We saw mergansers, bald eagles, blue herons, and swallows along the way and it was warm enough to go swimming in afternoon. Then of course it was Party Time! On this our last evening together we pulled out the costumes and dressed up all wild and crazy. We had a very fun evening dancing and chatting and firming up our new friendships.
On the last night I had a weird dream which left me destabilized, literally. I felt pretty wonky in the morning but whatcha gonna do? We broke camp before takeoff so as to be ready to roll once we got off the water. We launched around 10:00 and paddled for about four hours. This time all the students were in one group and we hit four rapids, all pretty significant. I swam on one but self-rescued under Melissa’s watchful eye. When we hit Argo (Class III) Ashlee put me behind her and following her line the last and biggest rapid seemed like no big deal. Despite feeling a bit dizzy and weak all day I did well. It’s good to salvage those days when you don’t feel 100%. Only four weeks previously I had been in a state of total collapse after a massive anxiety attack. It took two weeks to pull myself off the couch and start functioning, and I still had some brain fog on the clinic weekend. So what, right?

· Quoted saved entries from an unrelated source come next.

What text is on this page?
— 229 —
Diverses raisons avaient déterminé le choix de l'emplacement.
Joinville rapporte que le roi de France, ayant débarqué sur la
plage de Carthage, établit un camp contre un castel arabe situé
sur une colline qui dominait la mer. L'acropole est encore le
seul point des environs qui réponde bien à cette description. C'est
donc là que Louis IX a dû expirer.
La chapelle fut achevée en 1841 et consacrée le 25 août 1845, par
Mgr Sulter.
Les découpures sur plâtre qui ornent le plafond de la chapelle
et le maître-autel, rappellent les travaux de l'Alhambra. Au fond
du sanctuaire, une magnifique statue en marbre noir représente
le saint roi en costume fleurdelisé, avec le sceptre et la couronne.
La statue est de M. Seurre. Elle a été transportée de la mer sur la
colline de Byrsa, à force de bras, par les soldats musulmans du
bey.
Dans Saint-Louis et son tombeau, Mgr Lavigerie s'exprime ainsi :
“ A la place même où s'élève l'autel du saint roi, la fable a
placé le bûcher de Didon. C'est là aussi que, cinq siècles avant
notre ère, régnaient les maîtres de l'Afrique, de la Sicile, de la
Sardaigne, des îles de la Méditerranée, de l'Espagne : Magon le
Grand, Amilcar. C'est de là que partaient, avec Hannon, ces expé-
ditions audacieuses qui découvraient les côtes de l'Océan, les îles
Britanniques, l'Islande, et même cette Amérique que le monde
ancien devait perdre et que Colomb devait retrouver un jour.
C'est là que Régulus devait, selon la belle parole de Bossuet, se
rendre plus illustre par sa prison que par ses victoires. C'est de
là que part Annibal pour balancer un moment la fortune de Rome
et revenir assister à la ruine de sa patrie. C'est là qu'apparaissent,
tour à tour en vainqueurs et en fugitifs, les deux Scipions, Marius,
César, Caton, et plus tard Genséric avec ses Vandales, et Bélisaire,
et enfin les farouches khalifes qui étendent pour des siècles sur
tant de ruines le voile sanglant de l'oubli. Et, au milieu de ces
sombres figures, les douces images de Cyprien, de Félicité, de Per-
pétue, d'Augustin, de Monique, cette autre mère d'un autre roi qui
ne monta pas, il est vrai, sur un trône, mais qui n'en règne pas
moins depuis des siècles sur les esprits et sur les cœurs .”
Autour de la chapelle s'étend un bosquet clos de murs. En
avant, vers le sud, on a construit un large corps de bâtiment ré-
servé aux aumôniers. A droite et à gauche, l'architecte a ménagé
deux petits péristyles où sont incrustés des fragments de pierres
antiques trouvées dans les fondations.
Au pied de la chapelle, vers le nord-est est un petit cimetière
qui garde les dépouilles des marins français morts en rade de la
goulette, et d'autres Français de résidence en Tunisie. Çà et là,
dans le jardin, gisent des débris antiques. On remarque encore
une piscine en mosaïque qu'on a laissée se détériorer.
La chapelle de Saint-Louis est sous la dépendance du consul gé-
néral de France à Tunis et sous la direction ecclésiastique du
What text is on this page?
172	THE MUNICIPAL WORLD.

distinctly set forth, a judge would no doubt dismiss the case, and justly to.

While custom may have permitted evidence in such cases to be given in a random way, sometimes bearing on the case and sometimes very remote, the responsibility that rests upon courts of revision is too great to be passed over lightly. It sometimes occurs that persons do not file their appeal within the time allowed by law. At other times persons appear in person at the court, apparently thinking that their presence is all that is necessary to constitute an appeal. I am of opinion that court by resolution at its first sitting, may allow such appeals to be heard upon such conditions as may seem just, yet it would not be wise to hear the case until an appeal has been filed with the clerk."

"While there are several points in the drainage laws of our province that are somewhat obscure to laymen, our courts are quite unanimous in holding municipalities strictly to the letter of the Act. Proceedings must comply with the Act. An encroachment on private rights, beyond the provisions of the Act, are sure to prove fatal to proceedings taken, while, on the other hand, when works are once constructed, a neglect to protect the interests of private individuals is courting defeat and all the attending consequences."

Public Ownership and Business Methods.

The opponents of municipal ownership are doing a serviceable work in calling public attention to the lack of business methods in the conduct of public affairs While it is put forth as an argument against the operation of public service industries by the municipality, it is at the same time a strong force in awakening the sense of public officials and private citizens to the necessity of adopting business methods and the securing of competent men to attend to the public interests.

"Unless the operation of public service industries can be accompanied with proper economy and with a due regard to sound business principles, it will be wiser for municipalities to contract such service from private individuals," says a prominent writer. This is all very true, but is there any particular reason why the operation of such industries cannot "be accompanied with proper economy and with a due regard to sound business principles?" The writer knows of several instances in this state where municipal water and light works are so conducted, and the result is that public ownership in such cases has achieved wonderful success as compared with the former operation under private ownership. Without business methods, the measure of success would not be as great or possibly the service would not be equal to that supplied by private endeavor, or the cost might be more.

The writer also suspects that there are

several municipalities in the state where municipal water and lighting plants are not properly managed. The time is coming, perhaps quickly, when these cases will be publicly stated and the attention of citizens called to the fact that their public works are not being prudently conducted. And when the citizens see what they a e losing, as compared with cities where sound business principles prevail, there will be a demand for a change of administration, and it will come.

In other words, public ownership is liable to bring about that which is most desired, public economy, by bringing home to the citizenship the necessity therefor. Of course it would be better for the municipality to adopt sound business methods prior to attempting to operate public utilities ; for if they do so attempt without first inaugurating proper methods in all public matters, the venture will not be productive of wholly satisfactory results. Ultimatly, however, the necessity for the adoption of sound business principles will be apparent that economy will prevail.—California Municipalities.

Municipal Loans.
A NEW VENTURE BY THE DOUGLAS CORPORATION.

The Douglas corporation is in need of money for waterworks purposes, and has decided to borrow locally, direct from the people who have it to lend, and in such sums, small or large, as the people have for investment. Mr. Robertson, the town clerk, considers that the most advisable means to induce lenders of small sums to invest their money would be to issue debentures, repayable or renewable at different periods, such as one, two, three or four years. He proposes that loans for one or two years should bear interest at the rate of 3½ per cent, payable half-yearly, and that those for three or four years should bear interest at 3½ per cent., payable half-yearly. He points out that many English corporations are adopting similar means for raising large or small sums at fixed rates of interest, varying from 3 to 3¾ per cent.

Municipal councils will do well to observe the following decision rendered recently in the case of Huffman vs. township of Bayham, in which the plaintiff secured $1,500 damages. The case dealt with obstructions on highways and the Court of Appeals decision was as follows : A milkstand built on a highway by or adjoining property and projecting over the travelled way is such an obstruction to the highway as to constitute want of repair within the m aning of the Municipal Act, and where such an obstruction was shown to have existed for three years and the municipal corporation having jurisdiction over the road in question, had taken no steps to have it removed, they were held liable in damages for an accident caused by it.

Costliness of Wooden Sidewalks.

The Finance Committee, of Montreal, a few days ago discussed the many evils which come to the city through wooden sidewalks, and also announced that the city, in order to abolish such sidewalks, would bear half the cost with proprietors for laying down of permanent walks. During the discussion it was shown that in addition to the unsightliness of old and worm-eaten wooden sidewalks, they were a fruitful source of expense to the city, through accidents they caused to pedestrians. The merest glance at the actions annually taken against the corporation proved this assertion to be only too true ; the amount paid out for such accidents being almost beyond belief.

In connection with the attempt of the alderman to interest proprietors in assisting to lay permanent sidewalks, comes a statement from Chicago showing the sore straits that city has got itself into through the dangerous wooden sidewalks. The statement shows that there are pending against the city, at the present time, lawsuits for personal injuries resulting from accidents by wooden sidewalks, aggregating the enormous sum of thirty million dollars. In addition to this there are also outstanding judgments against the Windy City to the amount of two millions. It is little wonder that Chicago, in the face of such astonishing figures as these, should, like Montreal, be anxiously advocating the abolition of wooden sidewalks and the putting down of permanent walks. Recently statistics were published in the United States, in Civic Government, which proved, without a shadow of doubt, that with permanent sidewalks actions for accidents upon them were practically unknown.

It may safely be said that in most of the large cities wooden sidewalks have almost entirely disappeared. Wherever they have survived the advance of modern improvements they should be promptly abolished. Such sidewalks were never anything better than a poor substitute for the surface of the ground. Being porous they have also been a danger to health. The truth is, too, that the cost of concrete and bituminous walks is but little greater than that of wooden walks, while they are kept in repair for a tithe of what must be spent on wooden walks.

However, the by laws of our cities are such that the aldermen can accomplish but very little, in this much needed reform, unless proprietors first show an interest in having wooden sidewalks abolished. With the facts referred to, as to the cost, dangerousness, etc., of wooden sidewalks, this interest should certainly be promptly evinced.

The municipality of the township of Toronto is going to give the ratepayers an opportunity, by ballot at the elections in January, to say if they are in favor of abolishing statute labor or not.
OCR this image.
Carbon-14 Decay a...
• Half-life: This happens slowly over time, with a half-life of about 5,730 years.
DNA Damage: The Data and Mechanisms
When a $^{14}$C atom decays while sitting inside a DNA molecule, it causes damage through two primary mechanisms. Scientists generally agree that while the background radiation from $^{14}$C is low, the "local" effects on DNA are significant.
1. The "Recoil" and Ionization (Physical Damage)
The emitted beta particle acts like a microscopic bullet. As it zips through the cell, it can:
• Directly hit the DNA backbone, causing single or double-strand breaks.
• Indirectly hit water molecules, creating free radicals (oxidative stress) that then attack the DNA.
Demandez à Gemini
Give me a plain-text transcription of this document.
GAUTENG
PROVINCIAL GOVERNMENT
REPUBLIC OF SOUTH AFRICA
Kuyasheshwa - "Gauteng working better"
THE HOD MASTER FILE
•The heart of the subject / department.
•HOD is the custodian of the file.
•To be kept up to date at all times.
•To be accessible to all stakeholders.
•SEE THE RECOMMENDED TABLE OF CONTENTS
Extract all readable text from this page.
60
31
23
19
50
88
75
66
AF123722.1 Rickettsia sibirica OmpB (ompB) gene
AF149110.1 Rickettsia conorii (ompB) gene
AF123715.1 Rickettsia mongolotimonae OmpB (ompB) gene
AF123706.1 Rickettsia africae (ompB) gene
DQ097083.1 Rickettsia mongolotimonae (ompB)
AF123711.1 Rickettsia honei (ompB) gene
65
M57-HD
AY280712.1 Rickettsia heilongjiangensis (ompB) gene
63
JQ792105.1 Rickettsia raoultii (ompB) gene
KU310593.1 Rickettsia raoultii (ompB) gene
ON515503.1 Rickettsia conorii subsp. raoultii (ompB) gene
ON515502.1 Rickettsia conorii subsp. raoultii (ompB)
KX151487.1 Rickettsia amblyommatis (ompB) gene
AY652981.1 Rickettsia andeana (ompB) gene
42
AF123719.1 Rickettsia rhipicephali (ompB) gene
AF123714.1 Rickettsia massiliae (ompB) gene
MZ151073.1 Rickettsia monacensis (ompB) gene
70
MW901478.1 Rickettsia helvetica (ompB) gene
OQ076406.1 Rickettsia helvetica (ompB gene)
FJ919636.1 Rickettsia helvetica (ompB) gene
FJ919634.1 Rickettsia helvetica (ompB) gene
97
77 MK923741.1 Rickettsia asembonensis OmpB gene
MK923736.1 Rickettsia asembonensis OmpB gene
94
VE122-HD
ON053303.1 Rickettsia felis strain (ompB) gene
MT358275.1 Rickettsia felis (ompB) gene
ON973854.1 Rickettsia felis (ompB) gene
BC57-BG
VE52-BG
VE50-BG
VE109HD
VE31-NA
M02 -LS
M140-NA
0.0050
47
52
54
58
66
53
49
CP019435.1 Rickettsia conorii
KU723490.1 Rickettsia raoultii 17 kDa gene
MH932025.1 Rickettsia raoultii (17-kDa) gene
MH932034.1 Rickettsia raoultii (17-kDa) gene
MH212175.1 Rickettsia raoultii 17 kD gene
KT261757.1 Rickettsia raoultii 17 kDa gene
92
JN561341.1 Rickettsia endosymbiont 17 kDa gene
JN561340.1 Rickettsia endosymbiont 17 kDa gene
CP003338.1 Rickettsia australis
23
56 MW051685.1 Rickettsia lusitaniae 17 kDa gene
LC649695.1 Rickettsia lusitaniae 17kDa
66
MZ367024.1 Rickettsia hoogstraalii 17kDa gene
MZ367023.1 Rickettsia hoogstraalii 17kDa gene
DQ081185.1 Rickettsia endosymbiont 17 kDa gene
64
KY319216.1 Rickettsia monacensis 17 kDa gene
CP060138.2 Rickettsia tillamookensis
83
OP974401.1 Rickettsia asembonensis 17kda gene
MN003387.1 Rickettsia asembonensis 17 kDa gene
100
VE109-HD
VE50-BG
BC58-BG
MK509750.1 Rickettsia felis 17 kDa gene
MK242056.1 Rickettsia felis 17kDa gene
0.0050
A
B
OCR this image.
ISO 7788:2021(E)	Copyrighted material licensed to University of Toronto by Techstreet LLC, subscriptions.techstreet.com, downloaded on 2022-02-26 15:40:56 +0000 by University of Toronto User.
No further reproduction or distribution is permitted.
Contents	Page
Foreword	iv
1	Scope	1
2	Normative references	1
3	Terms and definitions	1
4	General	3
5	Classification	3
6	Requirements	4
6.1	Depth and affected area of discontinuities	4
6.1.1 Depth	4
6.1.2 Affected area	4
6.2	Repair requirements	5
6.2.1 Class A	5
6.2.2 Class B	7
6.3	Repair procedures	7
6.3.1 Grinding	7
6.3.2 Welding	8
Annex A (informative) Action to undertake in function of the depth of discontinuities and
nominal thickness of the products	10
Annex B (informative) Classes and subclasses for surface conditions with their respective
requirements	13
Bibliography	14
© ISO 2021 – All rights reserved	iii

A few final words about this clinic. First off, they offer Really Good Food, and CWWC now provides breakfast and lunch as well which is nice for those who come from afar. Melissa leads the restorative evening yoga, which is a lovely ritual in self-care and much appreciated by all. This year, Canela provided the massage. I didn’t get one, but the feedback I heard was excellent.
Good food, good company, and outstanding paddling with great instructors. It was awesome to hang with Kathy and Melinda, and I have to give a mention to Sarita’s mom who paddled the whole clinic in a pack raft and was an inspiration to us all. This clinic offers a flexible, open, supportive and safe learning environment, and I can’t say enough good things about Melissa and her team.